La economía se ha visto paralizada por el conflicto, por lo que no sólo los alimentos y el combustible son inasequibles para muchas personas, sino que también hay un aumento de las enfermedades causadas por el mal mantenimiento de las infraestructuras, que provoca la contaminación del agua y los alimentos.

Aquí hay hospitales públicos y privados con personal bien formado, pero ahora están saturados y, en gran medida, sin financiamiento.

En nuestras salas de urgencias vemos cómo reaparecen enfermedades que normalmente se evitarían con programas de vacunación. Llegan mujeres y bebés con complicaciones en el parto que podrían haberse evitado con controles prenatales o atención materna. Muy a menudo los pacientes mueren de enfermedades a las que de otro modo habrían sobrevivido de haber estado en un contexto diferente.

Los habitantes de la zona me cuentan que antes del conflicto las carreteras estaban relativamente cuidadas y la gente respetaba las normas de tráfico impuestas por la policía. Ahora, el problema más común que vemos en los adultos en urgencias son los traumatismos por accidentes de tráfico que provocan fracturas, luxaciones, hemorragias y lesiones cerebrales.

 

Una prueba

Mientras mi colega y yo recorríamos el camino de tierra, en ese día de mi primera semana de trabajo, fuimos recibidos con sonrisas, saludos de “¡salam!”, “¡hola!” de gente de todas las edades. Todas las personas yemeníes con quienes me he cruzado han sido increíblemente amables y acogedoras.

Me hizo pensar en el equipo médico (médicos, enfermeras, auxiliares de enfermería): uno de los grupos más cohesionados con los que he trabajado nunca, que se mantiene positivo incluso en situaciones increíblemente estresantes y que siempre priorizan a los pacientes.

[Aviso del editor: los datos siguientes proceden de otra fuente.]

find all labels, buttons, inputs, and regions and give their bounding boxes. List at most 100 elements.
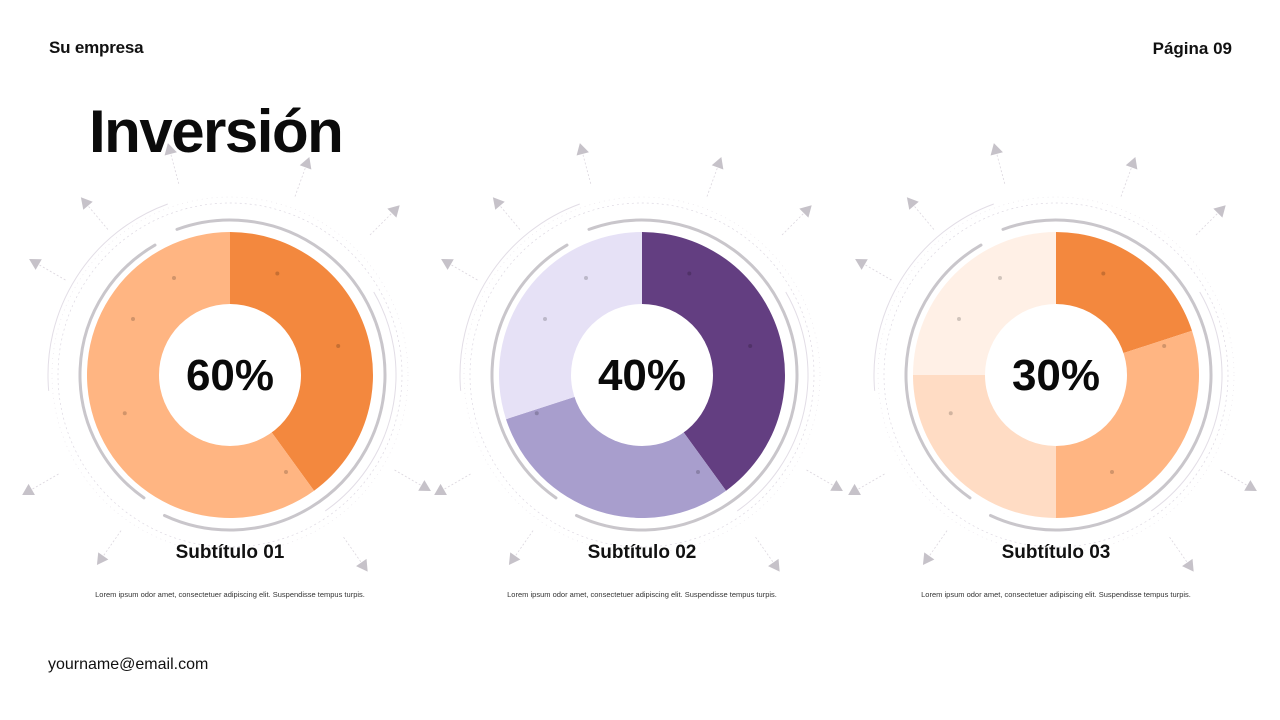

Mientras caminábamos nos pasaron unos cuantos carros tirados por burros que transportaban enormes cargas de fruta fresca. Había plátanos, naranjas, papayas y manzanas. Muchas de ellas sólo costaban entre 1 y 2 dólares el kilo o más.

Con tanta comida y tan barata, le pregunté a mi colega enfermero por qué había tanta desnutrición. Esto no es como en otros contextos, donde no hay comida en absoluto.

Respondió de su forma habitual, breve, tranquila, encogiéndose de hombros: “no hay dinero”.

Esta es la realidad en este lugar. Puede que la crisis no sea una hambruna, pero es un desastre humanitario que se desarrolla a la sombra de esta guerra.  

La gente de aquí es generosa, amable y trabajadora. Tengo claro que si se eliminaran las limitaciones de este conflicto, este lugar florecería. La alegría y positividad que veo en la calle se pone a prueba con la dificultad de los casos que vemos en el hospital.”